Autoimmune disorders: Addison's disease, autoimmune thyroid conditions, hyperthyroidism, hypothyroidism, and pernicious anemia are five autoimmune disorders that seem to be linked with vitiligo.
Family history: A family history of vitiligo may place individuals at a 10% higher risk for the skin disorder. A family history of diabetes and/or thyroid disorders may also place individuals at higher risk.
Precipitating factors: Although it is unconfirmed, some individuals believe that episodes of distress, anxiety, physical trauma, illness, and sunburn may prompt the onset of vitiligo.

Types of the disease

Focal (or localized) vitiligo: Color loss occurs in only one or a few places on the body.
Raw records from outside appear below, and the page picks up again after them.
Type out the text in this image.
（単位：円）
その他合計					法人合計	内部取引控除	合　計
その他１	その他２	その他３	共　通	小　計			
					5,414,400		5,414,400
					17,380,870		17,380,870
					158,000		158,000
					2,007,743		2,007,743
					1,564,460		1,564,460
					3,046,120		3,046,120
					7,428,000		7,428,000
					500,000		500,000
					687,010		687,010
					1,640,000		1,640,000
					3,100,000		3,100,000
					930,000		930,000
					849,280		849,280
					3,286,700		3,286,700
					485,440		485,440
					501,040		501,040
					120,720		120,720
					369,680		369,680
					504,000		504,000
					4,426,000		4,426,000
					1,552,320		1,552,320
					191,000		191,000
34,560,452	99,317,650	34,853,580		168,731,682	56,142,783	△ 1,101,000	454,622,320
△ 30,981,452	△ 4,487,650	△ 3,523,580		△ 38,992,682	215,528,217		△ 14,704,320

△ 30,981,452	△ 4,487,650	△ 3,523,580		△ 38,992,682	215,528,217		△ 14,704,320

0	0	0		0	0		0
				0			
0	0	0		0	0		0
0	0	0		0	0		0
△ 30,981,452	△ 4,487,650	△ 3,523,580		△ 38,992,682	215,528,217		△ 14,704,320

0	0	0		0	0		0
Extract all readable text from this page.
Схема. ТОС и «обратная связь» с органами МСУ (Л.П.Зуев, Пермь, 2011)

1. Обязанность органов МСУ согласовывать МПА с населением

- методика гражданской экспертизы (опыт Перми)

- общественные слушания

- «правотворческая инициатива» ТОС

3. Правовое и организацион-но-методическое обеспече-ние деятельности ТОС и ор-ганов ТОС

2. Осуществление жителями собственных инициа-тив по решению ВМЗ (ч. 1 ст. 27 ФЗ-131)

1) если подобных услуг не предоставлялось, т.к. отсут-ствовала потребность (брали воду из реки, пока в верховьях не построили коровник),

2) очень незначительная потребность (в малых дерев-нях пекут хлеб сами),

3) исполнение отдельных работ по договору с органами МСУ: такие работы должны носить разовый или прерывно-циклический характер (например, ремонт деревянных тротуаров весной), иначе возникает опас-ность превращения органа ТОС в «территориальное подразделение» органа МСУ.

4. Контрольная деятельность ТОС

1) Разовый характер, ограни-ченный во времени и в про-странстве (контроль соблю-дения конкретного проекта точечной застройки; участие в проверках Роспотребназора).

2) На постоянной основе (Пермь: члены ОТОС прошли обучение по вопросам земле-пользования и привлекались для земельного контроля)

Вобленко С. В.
Generalized (or bilateral, nonsegmental) vitiligo: Color loss is extensive and present throughout the body. This subtype is most common and is also referred to as vitiligo vulgaris.
Segmental (or unilateral) vitiligo: Color loss occurs in one portion or hemisphere of the body.
Universal vitiligo: Color loss is present over at least 80% of the body's surface. This subtype is the rarest and does not affect 100% of the body, as does albinism.